The largest four banks provide 85% of SME accounts in the UK, whereas in Germany only 14% of business loans come from the large commercial banks.
That’s why we are calling for the Government to bring forward a review of the competitiveness of our banking system.
It also means sharing the insight of countries like Germany and the United States that in response to the failure of the market, government has a role to play too.
And why we are looking at plans for a British Investment Bank.
This would see government stepping in with state-guaranteed finance channelled through banks and private investment firms when the market won’t provide.
The fourth and final area where we have not shown enough pride in supporting our businesses is in our culture and education system.
The latest example of that came only the other day.
The Education Department announced it was downgrading the Engineering Diploma in schools from one that was worth five GCSEs to just one.
A diploma supported and respected by employers.
What signal does that give to young people thinking what they might do in the world?
That people at the top do not regard this as a “proper subject” or as a “proper qualification”.
The British engineering sector needs to recruit an extra 2.2 million engineers over the next 10 years.
How can we do that when we have this snobbery getting in the way?
I met with a small group of EEF members last week.

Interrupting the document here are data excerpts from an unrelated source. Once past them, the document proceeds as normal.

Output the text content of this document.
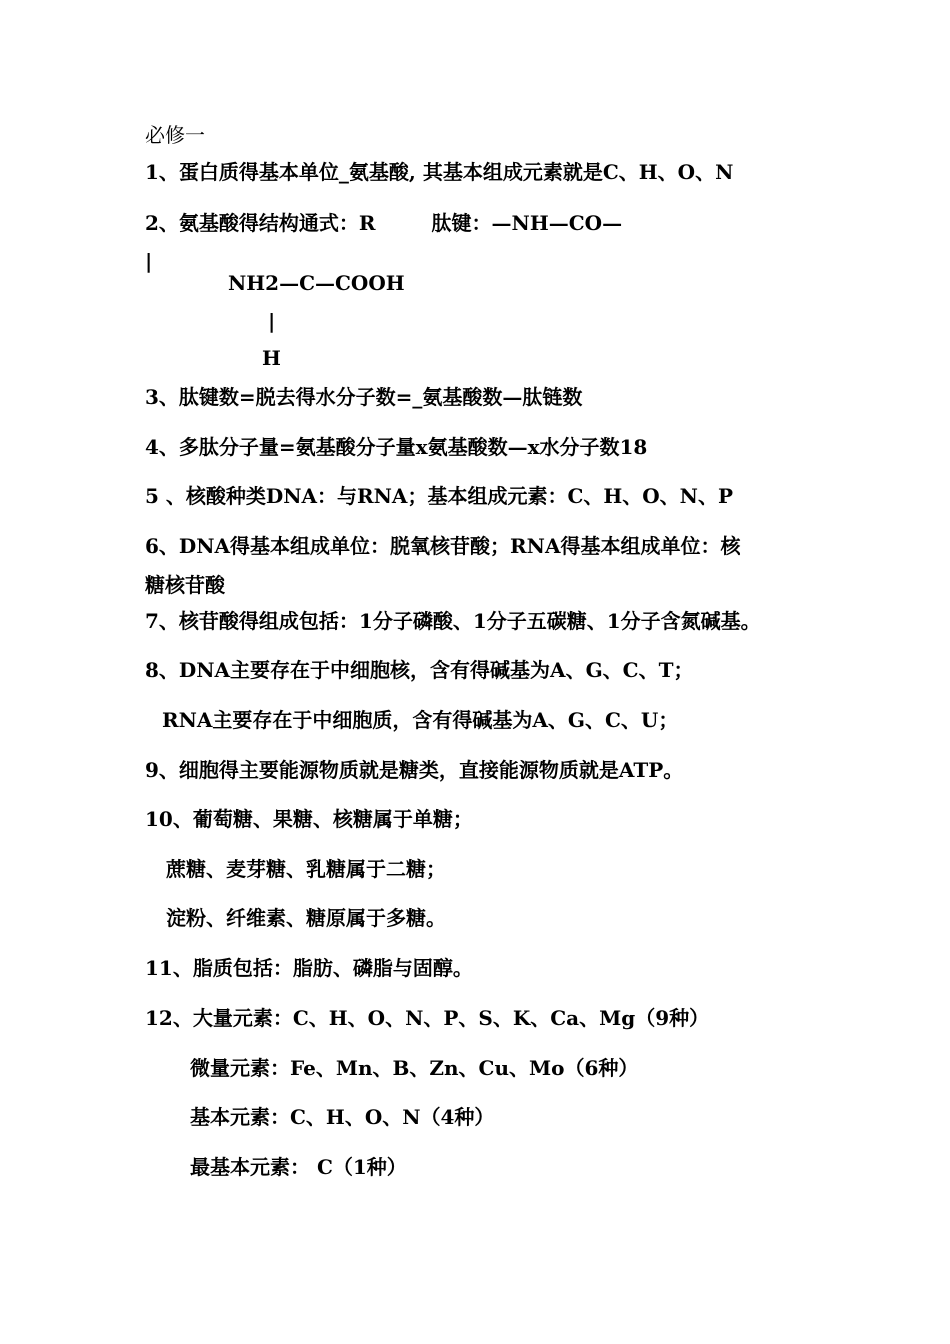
必修一
1、蛋白质得基本单位_氨基酸, 其基本组成元素就是C、H、O、N
2、氨基酸得结构通式：R	肽键：—NH—CO—
|
NH2—C—COOH
|
H
3、肽键数=脱去得水分子数=_氨基酸数—肽链数
4、多肽分子量=氨基酸分子量x氨基酸数—x水分子数18
5 、核酸种类DNA：与RNA；基本组成元素：C、H、O、N、P
6、DNA得基本组成单位：脱氧核苷酸；RNA得基本组成单位：核
糖核苷酸
7、核苷酸得组成包括：1分子磷酸、1分子五碳糖、1分子含氮碱基。
8、DNA主要存在于中细胞核，含有得碱基为A、G、C、T；
RNA主要存在于中细胞质，含有得碱基为A、G、C、U；
9、细胞得主要能源物质就是糖类，直接能源物质就是ATP。
10、葡萄糖、果糖、核糖属于单糖；
蔗糖、麦芽糖、乳糖属于二糖；
淀粉、纤维素、糖原属于多糖。
11、脂质包括：脂肪、磷脂与固醇。
12、大量元素：C、H、O、N、P、S、K、Ca、Mg（9种）
微量元素：Fe、Mn、B、Zn、Cu、Mo（6种）
基本元素：C、H、O、N（4种）
最基本元素： C（1种）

They told me that they thought manufacturing has a real image problem with children and young people today.
But they said to me that if they can get access to young people and show them what an exciting career there is to be had in manufacturing, it’s an image problem they know they can redress.
I’ve heard too many manufacturers also say they want to get into schools to show children just how exciting a career in manufacturing and engineering can be, but sometimes they get a lukewarm or a cold reaction.
Schools should be letting industry in not shutting it out.
But we shouldn’t leave it just to industry alone to show just how great manufacturing can be.
Government should be playing its part too.
By looking at the way our curriculum works.
And by supporting employers trumpeting British business success.
Yesterday I was speaking to the CEO of Stoves.
He launched a fantastic new initiative, a Made in Britain Mark which has been signed up to by over 350 British manufacturers.
This campaign has been running for almost a year and we’ve heard nothing from the Government.
This is something that deserves cross-party support.
There should be a standard Made in Britain mark that is backed, not just by industry, but by government.
This is not about a backward-looking ‘Buy British’ campaign.
This is not about making consumers feel bad if they don’t buy products from British businesses.
It’s about something else.
The CEO of Stoves said something which stuck with me.
There are three words we don’t hear enough, or see enough.
Those words are “Made in Britain”.
We can’t recognise or celebrate our strength in manufacturing unless we know what is designed, invented and made here.
It is about building the brand of British manufacturing around the world, and supporting our exporters, particularly to new markets in the BRICs.
It is about inspiring our young people with what is possible through engineering innovation and excellence.
Let me conclude.
I make you this promise.
The next Labour government will put British design, British invention, British manufacturing at the heart of our economic policy.
When I talk about how we need to encourage productive forms of business behaviour to help those, it is you who I am thinking about.
We need to back those who invest, invent, sell, make – the producers of this country.
So patriotism is not about protectionism.
I have no interest in going back to those days.
What I want to do, however, is to ensure the British Government supports British manufacturing.
We cannot have a government that stands aside.
We need to seize this moment:
We must rise to the challenge of the financial crisis and pay our way in the world.
And we must recognise our opportunity.
We still have: world-class universities, an adaptable workforce and a proud history of openness to foreign investment.
We need to take this opportunity.
I look forward to working with you to make this happen.